Bone Mineral Density and Secondary Hyperparathyroidism in Pulmonary Hypertension
Silvia Ulrich*, Martin Hersberger, Manuel Fischler, Lars C Huber, Oliver Senn, Ursula Treder, Rudolf Speich, Christoph Schmid
Identifiers and Pagination:Year: 2009
First Page: 53
Last Page: 60
Publisher ID: TORMJ-3-53
Article History:Received Date: 12/1/2009
Revision Received Date: 15/1/2009
Acceptance Date: 23/1/2009
Electronic publication date: 14/4/2009
Collection year: 2009
open-access license: This is an open access article licensed under the terms of the Creative Commons Attribution Non-Commercial License (http://creativecommons.org/licenses/by-nc/3.0/) which permits unrestricted, non-commercial use, distribution and reproduction in any medium, provided the work is properly cited.
Low bone mineral density (BMD) is common in chronic lung diseases and associated with reduced quality of life. Little is known about BMD in pulmonary hypertension (PH).
Steroid-naïve patients with PH (n=34; 19 idiopathic, 15 chronic thromboembolic) had BMD measured by DXA at the time of diagnostic right heart catheterization. Exercise capacity, quality of life and various parameters related to PH severity and bone metabolism were also assessed. 24 patients with left heart failure (LHF) were similarly assessed as controls.
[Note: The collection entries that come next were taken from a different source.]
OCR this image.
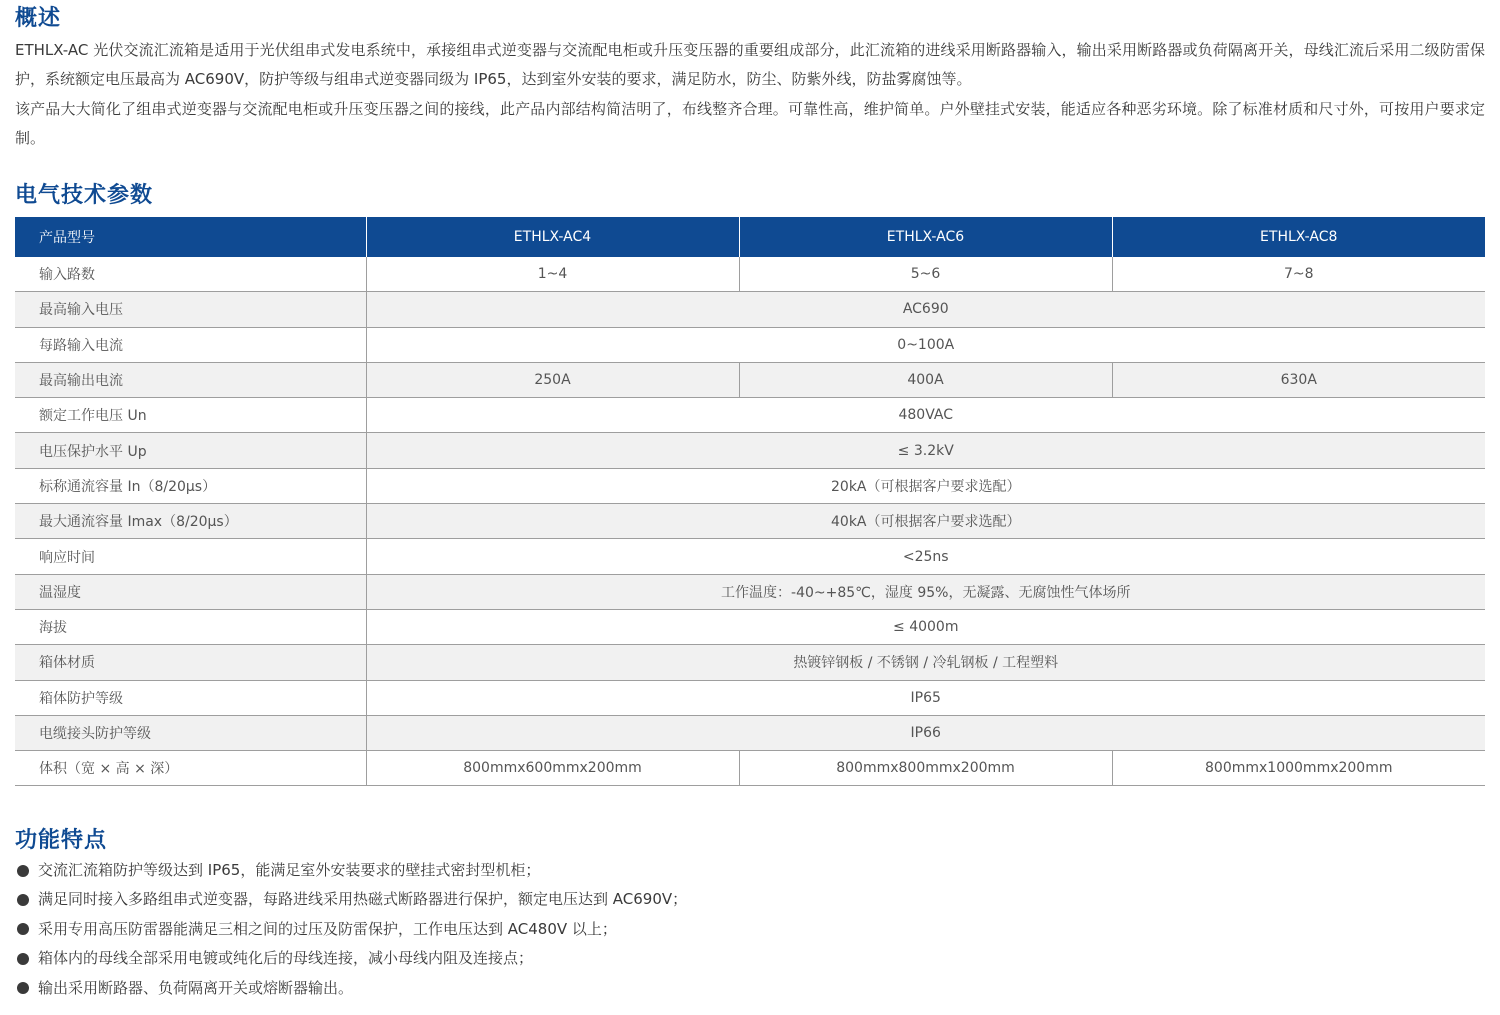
概述

ETHLX-AC 光伏交流汇流箱是适用于光伏组串式发电系统中，承接组串式逆变器与交流配电柜或升压变压器的重要组成部分，此汇流箱的进线采用断路器输入，输出采用断路器或负荷隔离开关，母线汇流后采用二级防雷保护，系统额定电压最高为 AC690V，防护等级与组串式逆变器同级为 IP65，达到室外安装的要求，满足防水，防尘、防紫外线，防盐雾腐蚀等。

该产品大大简化了组串式逆变器与交流配电柜或升压变压器之间的接线，此产品内部结构简洁明了，布线整齐合理。可靠性高，维护简单。户外壁挂式安装，能适应各种恶劣环境。除了标准材质和尺寸外，可按用户要求定制。

电气技术参数
产品型号	ETHLX-AC4	ETHLX-AC6	ETHLX-AC8
输入路数	1~4	5~6	7~8
最高输入电压	AC690		
每路输入电流	0~100A		
最高输出电流	250A	400A	630A
额定工作电压 Un	480VAC		
电压保护水平 Up	≤ 3.2kV		
标称通流容量 In（8/20μs）	20kA（可根据客户要求选配）		
最大通流容量 Imax（8/20μs）	40kA（可根据客户要求选配）		
响应时间	<25ns		
温湿度	工作温度：-40~+85℃，湿度 95%，无凝露、无腐蚀性气体场所		
海拔	≤ 4000m		
箱体材质	热镀锌钢板 / 不锈钢 / 冷轧钢板 / 工程塑料		
箱体防护等级	IP65		
电缆接头防护等级	IP66		
体积（宽 × 高 × 深）	800mmx600mmx200mm	800mmx800mmx200mm	800mmx1000mmx200mm
功能特点
交流汇流箱防护等级达到 IP65，能满足室外安装要求的壁挂式密封型机柜；
满足同时接入多路组串式逆变器，每路进线采用热磁式断路器进行保护，额定电压达到 AC690V；
采用专用高压防雷器能满足三相之间的过压及防雷保护，工作电压达到 AC480V 以上；
箱体内的母线全部采用电镀或纯化后的母线连接，减小母线内阻及连接点；
输出采用断路器、负荷隔离开关或熔断器输出。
The prevalence of osteopenia was high both in PH (80%) and in controls with LHF (75%). Low BMD was associated with lean body mass, age, lower BMI, impaired exercise capacity and in PH with higher pulmonary vascular resistance. Serum parathyroid hormone (PTH) was elevated and considerably higher in PH than in LHF (above normal, in 55 vs 29%). Secondary hyperparathyroidism was not related to impaired renal function but possibly to low vitamin D status.
Osteopenia is common in PH and in chronically ill patients with LHF. Osteopenia is associated with known risk factors but in PH also with disease severity. Preventive measures in an increasingly chronic ill PH population should be considered. Secondary hyperparathyroidism is highly prevalent in PH and might contribute to bone and possibly pulmonary vascular disease. Whether adequate vitamin D substitution could prevent low BMD in PH remains to be determined.